Anyway, Gorr is mad because he worshiped a god who wound up being a jerk and lost his daughter in the process. He then takes it upon himself, with the help of a magic sword that gives him powers, to kill all the gods in the galaxy, which would include our friend Thor. Speaking of Thor, I don’t think I’ve related more with a superhero for the first third of this movie. Thor is trying to find himself after experiencing trauma. Asking himself, what is it he likes doing anyway? Does he even want to be a superhero? He gained weight, then got back in shape and now finds himself just kind of wandering the galaxy with the Guardians of the Galaxy, fighting to help people, but kind of only if he’s feeling it at the moment. It’s all kind of zen. And I really liked this Thor. (Also, for anyone thinking the Guardians of the Galaxy are in this movie a lot, they are not. They go their own way pretty quickly.)
I don’t want to say too much about Jane Foster’s role in this movie to avoid spoilers (if you’ve read the comic, then you know why) other than to say, yes, it’s substantial and that Thor’s old weapon of choice, Mjolnir, calls out to Jane for reasons I won’t get into, turning her into Mighty Thor. Which then leads Thor, Jane, Valkyrie (Tessa Thompson) and Korg (Waititi) on a galaxy-wide adventure to stop Gorr, who, by this point, has captured all the children of New Asgard in an attempt to bait Thor into fighting him because Gorr needs Thor’s axe, Stormbreaker, to achieve his ultimate goal. (Which also sets up a love triangle… well, honestly, more of a love square, between Thor, Jane, Mjolnir and Stormbreaker. Yes, Stormbreaker is a very jealous ex.)
I’ll give Love and Thunder credit because what I just wrote sure sounds like a lot. And, like I said, Love and Thunder doesn’t feel as tight as Ragnarok, but it’s still so much fun it doesn’t feel like a lot. Between Bale and Russell Crow as Zeus, this is a movie featuring two of the best actors of the last 25 years just absolutely going for it and having a ball.

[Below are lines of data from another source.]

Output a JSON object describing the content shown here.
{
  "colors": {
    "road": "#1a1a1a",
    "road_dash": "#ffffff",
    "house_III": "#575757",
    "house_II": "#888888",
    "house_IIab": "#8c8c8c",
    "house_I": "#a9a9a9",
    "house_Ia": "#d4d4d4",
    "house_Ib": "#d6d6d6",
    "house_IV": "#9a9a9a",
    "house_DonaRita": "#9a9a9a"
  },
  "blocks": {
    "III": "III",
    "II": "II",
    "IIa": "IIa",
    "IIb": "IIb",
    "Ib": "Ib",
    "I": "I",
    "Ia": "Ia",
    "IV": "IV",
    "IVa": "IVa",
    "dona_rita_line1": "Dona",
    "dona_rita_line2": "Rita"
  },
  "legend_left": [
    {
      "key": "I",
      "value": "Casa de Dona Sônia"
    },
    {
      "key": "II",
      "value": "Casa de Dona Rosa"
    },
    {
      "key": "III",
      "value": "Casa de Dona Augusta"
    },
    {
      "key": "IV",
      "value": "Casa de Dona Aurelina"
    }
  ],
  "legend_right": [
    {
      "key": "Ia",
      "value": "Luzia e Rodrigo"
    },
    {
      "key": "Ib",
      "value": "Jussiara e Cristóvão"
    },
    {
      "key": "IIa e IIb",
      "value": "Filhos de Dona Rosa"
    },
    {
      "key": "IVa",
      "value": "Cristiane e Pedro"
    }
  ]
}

But, in the end, the key element to Love and Thunder is the love part. And this is where the movie is great: the smaller moments between Thor and Jane (and Thor and Stormbreaker). The rest all just kind of feels like an excuse to put them in different settings. I mean, I’m sure that’s true. As much as Waititi would probably love to make a two-hour Thor movie just about the interpersonal relationships of those Thor cares about, yeah he’s probably never going to get to do quite that. But no one else knows how to do Thor-like Waititi does and pretty much my only complaints above are just comparisons of Waititi against himself. To the point, if Waititi doesn’t want to do any more Thor movies, there probably shouldn’t be any more Thor movies. But I’d like to see Waititi finish off his own personal Thor trilogy.